What is Known About Caries in Relation to Restorations as a Reason for Replacement? a Review

In the past 20 years, a great many studies have identified secondary caries to be the most common reason for the replacement of restorations. This review raises the question whether clinicians use 'secondary caries' as a catch-all into which they put a variety of reasons for replacement, or whether they do have professionally based reasons for focusing on caries adjacent to restorations. There is no consensus among researchers concerning the nature of secondary caries, but it is possible to identify two major-and conflicting-trends : One adheres to a critical approach concerning the frequency of replacements and recommends a much more conservative evaluation of existing fillings. In contrast, the other trend focuses on the clinical undetectable microleakage as the major risk factor for the initiation and uncontrolled dentinal spread of secondary caries. Since the latter trend offers a reasonable explanation for the clinicians' concern about invisible 'secondary caries', and hence reinforces the tendency to replacement, it is relevant to reconsider the conventional concept that microleakage leads to the initiation of secondary caries.

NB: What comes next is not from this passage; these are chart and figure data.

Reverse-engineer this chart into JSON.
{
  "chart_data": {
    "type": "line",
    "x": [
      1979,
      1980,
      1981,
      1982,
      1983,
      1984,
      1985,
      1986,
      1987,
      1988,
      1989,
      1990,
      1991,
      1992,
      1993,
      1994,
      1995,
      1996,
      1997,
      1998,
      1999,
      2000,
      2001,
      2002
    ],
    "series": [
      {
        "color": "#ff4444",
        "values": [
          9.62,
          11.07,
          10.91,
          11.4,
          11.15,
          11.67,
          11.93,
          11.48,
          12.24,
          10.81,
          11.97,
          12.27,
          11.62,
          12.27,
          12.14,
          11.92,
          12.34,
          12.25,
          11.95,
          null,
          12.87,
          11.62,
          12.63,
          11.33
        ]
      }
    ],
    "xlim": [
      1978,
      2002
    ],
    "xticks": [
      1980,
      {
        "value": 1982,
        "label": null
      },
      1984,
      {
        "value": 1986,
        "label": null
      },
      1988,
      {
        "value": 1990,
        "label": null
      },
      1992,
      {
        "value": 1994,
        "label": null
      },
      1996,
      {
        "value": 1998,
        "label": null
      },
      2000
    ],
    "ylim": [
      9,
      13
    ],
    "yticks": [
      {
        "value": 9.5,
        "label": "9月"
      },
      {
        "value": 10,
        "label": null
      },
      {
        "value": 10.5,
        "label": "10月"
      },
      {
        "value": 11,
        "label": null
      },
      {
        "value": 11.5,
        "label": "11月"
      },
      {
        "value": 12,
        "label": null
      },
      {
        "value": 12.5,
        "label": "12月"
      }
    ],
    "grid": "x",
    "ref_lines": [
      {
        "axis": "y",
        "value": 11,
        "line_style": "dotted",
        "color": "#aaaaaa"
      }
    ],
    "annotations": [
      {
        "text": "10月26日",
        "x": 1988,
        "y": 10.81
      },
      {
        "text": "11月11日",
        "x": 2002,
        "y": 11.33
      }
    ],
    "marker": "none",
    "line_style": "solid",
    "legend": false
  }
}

Available data indicate that visible gaps and marginal discrepancies are poorly related to secondary caries, and that secondary caries is a localized phenomenon caused by localized conditions for the evolution of cariogenic plaque. Consequently, secondary caries is not a universal attack along the entire interface between tooth and restoration, but rather a new lesion or a re-beginning of caries on the surface due to local conditions for plaque formation with cariogenic potential. It is concluded that reinforcement of a new and more appropriate professional behavior should be based on diffusion of existing knowledge of dental caries as a disease rather than on simplified criteria for the placement and replacement of dental restorations.